Nebahat BOĞUT İle Ülkemizdeki Okul Öncesi Eğitimi Konuştuk
Sorularımıza samimiyetle cevap veren Nebahat BOĞUT 'un açıklamalarını okuyucularımızla paylaşıyoruz.Soru 1: Okul öncesi eğitimini dünyadaki diğer ülkelerle karşılaştırdığımızda Türkiye'mizi ne aşamada görüyorsunuz? On yıllık kalkınma planı ve OECD raporla
Sorularımıza samimiyetle cevap veren Nebahat BOĞUT ’un açıklamalarını okuyucularımızla paylaşıyoruz.
Soru 1: Okul öncesi eğitimini dünyadaki diğer ülkelerle karşılaştırdığımızda Türkiye’mizi ne aşamada görüyorsunuz?
On yıllık kalkınma planı ve OECD raporlarına göre ülkemizde okul öncesi okullaşma oranı beş yaşta %80 olarak belirlenmiştir. Ama ne yazık ki beş yaşta okul öncesi eğitiminde okullaşma oranını 2017 yılında %58 olarak gerçekleşmiştir. Dünya oranına baktığımızda evet son sıralardayız. Buna rağmen ,şimdi okul öncesi eğitimin yaygınlaştırılmasını ya da geliştirilmesini ya da zorunluluğunu değil , artık şunu tartışmak istiyoruz; okul öncesi eğitimin niteliği üzerinde durmamız lamız. Çağ nüfusumuz çok yüksek. Kalabalık bir nüfusa sahibiz. Gönlümüz tabi şunu istiyor; en az bir yaş yani kırk sekiz aydan sonra altmış altı aya kadar okul öncesi eğitimin zorunlu olmasını istiyoruz. Hedefimiz şu ; burada ebeveynlere de çocuklar üzerinden eğitim vermek. Çocukları toplum hayatına hazırlamak. Birkaç gündür tv de ailelerinden ayrıldığı için ağlayan çocukları görüyorsunuz. Okul öncesi eğitim çocukları hayata hazırlıyor. Öğretim yapmıyoruz, biz eğitim yapıyoruz. Öğretim bir şeyi öğrenip öğretmektir. Biz model olarak, yaşayarak ve hazırlayarak öğretiyoruz. O yüzden istediğimiz noktada değiliz. Normal koşullarda OECD ye verdiğimiz taahhüt gereği, okul öncesi eğitimde beş yaşta 2020 de %80 de olmamız lazım. Ama ne yazık ki OECD ülkeleri arasında en son sırada yer almaktayız. Önümüzde İran, Venezüella var.

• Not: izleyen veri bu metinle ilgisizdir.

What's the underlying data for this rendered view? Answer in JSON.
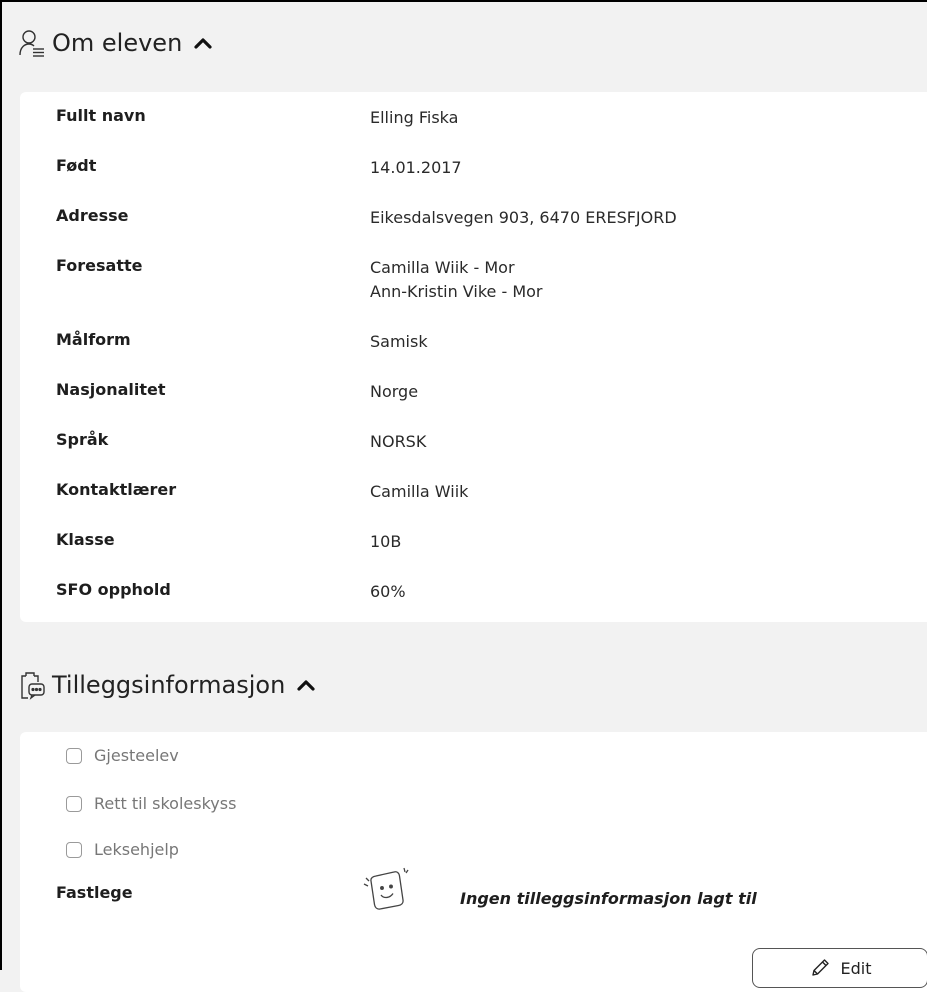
{
  "about": {
    "title": "Om eleven",
    "icon": "person-list-icon",
    "rows": [
      {
        "label": "Fullt navn",
        "values": [
          "Elling Fiska"
        ]
      },
      {
        "label": "Født",
        "values": [
          "14.01.2017"
        ]
      },
      {
        "label": "Adresse",
        "values": [
          "Eikesdalsvegen 903, 6470 ERESFJORD"
        ]
      },
      {
        "label": "Foresatte",
        "values": [
          "Camilla Wiik - Mor",
          "Ann-Kristin Vike - Mor"
        ]
      },
      {
        "label": "Målform",
        "values": [
          "Samisk"
        ]
      },
      {
        "label": "Nasjonalitet",
        "values": [
          "Norge"
        ]
      },
      {
        "label": "Språk",
        "values": [
          "NORSK"
        ]
      },
      {
        "label": "Kontaktlærer",
        "values": [
          "Camilla Wiik"
        ]
      },
      {
        "label": "Klasse",
        "values": [
          "10B"
        ]
      },
      {
        "label": "SFO opphold",
        "values": [
          "60%"
        ]
      }
    ]
  },
  "extra": {
    "title": "Tilleggsinformasjon",
    "icon": "clipboard-chat-icon",
    "checkboxes": [
      {
        "label": "Gjesteelev",
        "checked": false
      },
      {
        "label": "Rett til skoleskyss",
        "checked": false
      },
      {
        "label": "Leksehjelp",
        "checked": false
      }
    ],
    "fastlege_label": "Fastlege",
    "empty_text": "Ingen tilleggsinformasjon lagt til",
    "edit_label": "Edit"
  }
}
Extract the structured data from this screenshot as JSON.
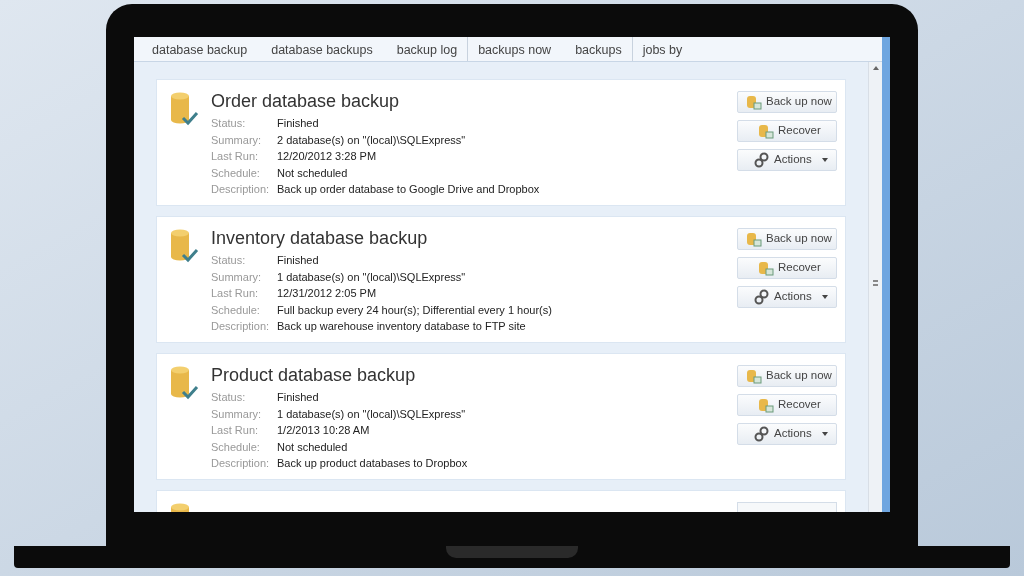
{
  "ribbon": {
    "groups": [
      [
        "database backup",
        "database backups",
        "backup log"
      ],
      [
        "backups now",
        "backups"
      ],
      [
        "jobs by"
      ]
    ]
  },
  "jobs": [
    {
      "title": "Order database backup",
      "fields": [
        {
          "label": "Status:",
          "value": "Finished"
        },
        {
          "label": "Summary:",
          "value": "2 database(s) on \"(local)\\SQLExpress\""
        },
        {
          "label": "Last Run:",
          "value": "12/20/2012 3:28 PM"
        },
        {
          "label": "Schedule:",
          "value": "Not scheduled"
        },
        {
          "label": "Description:",
          "value": "Back up order database to Google Drive and Dropbox"
        }
      ],
      "buttons": [
        {
          "kind": "backup",
          "label": "Back up now"
        },
        {
          "kind": "recover",
          "label": "Recover"
        },
        {
          "kind": "actions",
          "label": "Actions"
        }
      ]
    },
    {
      "title": "Inventory database backup",
      "fields": [
        {
          "label": "Status:",
          "value": "Finished"
        },
        {
          "label": "Summary:",
          "value": "1 database(s) on \"(local)\\SQLExpress\""
        },
        {
          "label": "Last Run:",
          "value": "12/31/2012 2:05 PM"
        },
        {
          "label": "Schedule:",
          "value": "Full backup every 24 hour(s); Differential every 1 hour(s)"
        },
        {
          "label": "Description:",
          "value": "Back up warehouse inventory database to FTP site"
        }
      ],
      "buttons": [
        {
          "kind": "backup",
          "label": "Back up now"
        },
        {
          "kind": "recover",
          "label": "Recover"
        },
        {
          "kind": "actions",
          "label": "Actions"
        }
      ]
    },
    {
      "title": "Product database backup",
      "fields": [
        {
          "label": "Status:",
          "value": "Finished"
        },
        {
          "label": "Summary:",
          "value": "1 database(s) on \"(local)\\SQLExpress\""
        },
        {
          "label": "Last Run:",
          "value": "1/2/2013 10:28 AM"
        },
        {
          "label": "Schedule:",
          "value": "Not scheduled"
        },
        {
          "label": "Description:",
          "value": "Back up product databases to Dropbox"
        }
      ],
      "buttons": [
        {
          "kind": "backup",
          "label": "Back up now"
        },
        {
          "kind": "recover",
          "label": "Recover"
        },
        {
          "kind": "actions",
          "label": "Actions"
        }
      ]
    }
  ]
}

Soru 2: Türkiye’nin , okul öncesi eğitimindeki en büyük problemi nedir?
Okul öncesi eğitimindeki en büyük problem ; ailelerin çocuklarının gelişimlerini takip edememeleri ve bilmemeleridir. Evde çocukların öz bakımlarını tamamlayamadıkları için okul öncesi eğitim kurumlarından da öncelik bakım beklemeleridir. Oysa 36 ayını tamamlamış her çocuk hayatını idame ettirecek gelişime sahiptir. Ailelerin kendilerine ve çocuklarının gelişimine güvenmeleri gerekmektedir. Öğretmenleri bakıcı olarak görmesi. Evde yediremediği yemeğin okulda yedirileceğini düşünmesi.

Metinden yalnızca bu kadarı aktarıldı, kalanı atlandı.